Davis John W, Ward John F, Pettaway Curtis A, Wang Xuemei, Kuban Deborah, Frank Steven J, Lee Andrew K, Pisters Louis L, Matin Surena F, Shah Jay B, Karam Jose A, Chapin Brian F, Papadopoulos John N, Achim Mary, Hoffman Karen E, Pugh Thomas J, Choi Seungtaek, Troncoso Patricia, Logothetis Christopher J, Kim Jeri
Department of Urology, University of Texas MD Anderson Cancer Center, Houston, TX, USA.
Department of Biostatistics, University of Texas MD Anderson Cancer Center, Houston, TX, USA.
BJU Int. 2016 Jul;118(1):68-76. doi: 10.1111/bju.13193. Epub 2015 Jul 4.
To determine the frequency of disease reclassification and to identify clinicopathological variables associated with it in patients with favourable-risk prostate cancer undergoing active surveillance (AS).
We assessed 191 men, selected by what may be the most stringent criteria used in AS studies yet conducted, who were enrolled in a prospective cohort AS trial. Clinicopathological characteristics were analysed in a multivariate Cox proportional hazards regression model. Key features were an extended biopsy with a single core positive for Gleason score (GS) 3 + 3 (<3 mm) or 3 + 4 (<2 mm) and a prostate-specific antigen (PSA) level <4 ng/mL (adjusted for prostate volume). Biopsies were repeated every 1-2 years and clinical evaluations every 6 months. Disease was reclassified when PSA level increased by 30% from baseline, or when biopsy tumour length increased beyond the enrolment criteria, more than one positive core was detected or any grade increased to a dominant 4 pattern or any 5 pattern.

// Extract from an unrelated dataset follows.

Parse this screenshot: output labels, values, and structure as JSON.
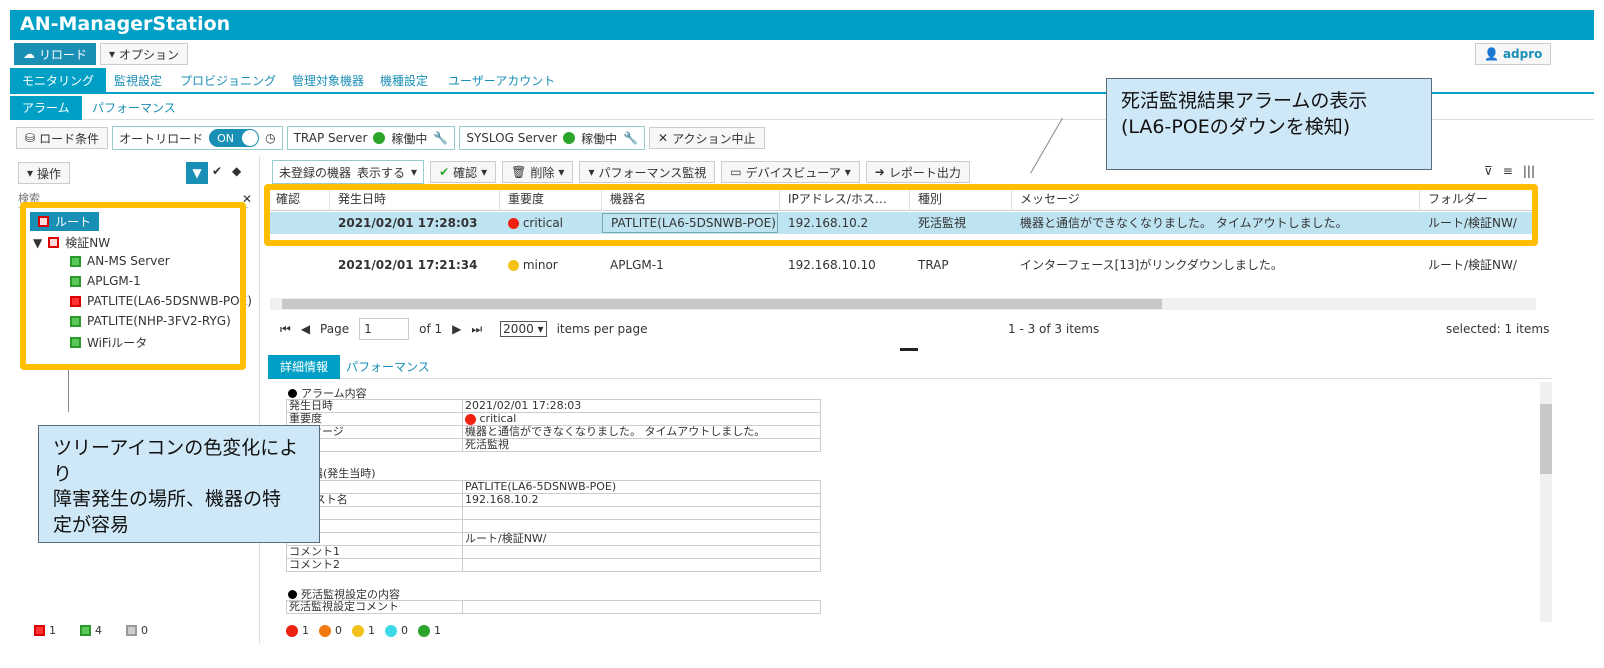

Disease was reclassified in 32 patients (16.8%) including upgrading to GS 4 + 3 in five patients (2.6%). The median (interquartile range) follow-up time among survivors was 3 (1.9-4.6) years. Overall, 13 of the 32 (40.6%) had incremental increases in GS. Tumour length (hazard ratio 2.95, 95% confidence interval [CI] 1.34-6.46; P = 0.007) and older age (hazard ratio 1.05, 95% CI 1.00-1.09; P = 0.05) were identified as significant and marginally significant predictors of disease reclassification, respectively. Disease remained stable in 83.2% of patients.
The need persists for improvements in risk stratification and predictive indicators of cancer progression.
确定疾病重新分类的频率,并识别接受主动监测(AS)的低危前列腺癌患者中与之相关的临床病理变量。
我们评估了191名男性,他们是按照目前AS研究中可能最为严格的标准入选的,参加了一项前瞻性队列AS试验。在多变量Cox比例风险回归模型中分析临床病理特征。关键特征包括扩展活检,Gleason评分(GS)3+3(<3mm)或3+4(<2mm)单核心阳性,以及前列腺特异性抗原(PSA)水平<4ng/mL(根据前列腺体积调整)。活检每1-2年重复一次,临床评估每6个月进行一次。当PSA水平较基线升高30%,或活检肿瘤长度超过入组标准、检测到一个以上阳性核心、任何分级升高至主要为4级模式或任何5级模式时,疾病进行重新分类。
32例患者(16.8%)疾病被重新分类,其中5例(2.6%)升级为GS 4+3。幸存者的中位(四分位间距)随访时间为3(1.9-4.6)年。总体而言,32例中的13例(40.6%)GS有渐进性增加。肿瘤长度(风险比2.95,95%置信区间[CI]1.34-6.46;P=0.007)和年龄较大(风险比1.05,95%CI 1.00-1.09;P=0.05)分别被确定为疾病重新分类的显著和边缘显著预测因素。83.2%的患者疾病保持稳定。
仍需要改进癌症进展的风险分层和预测指标。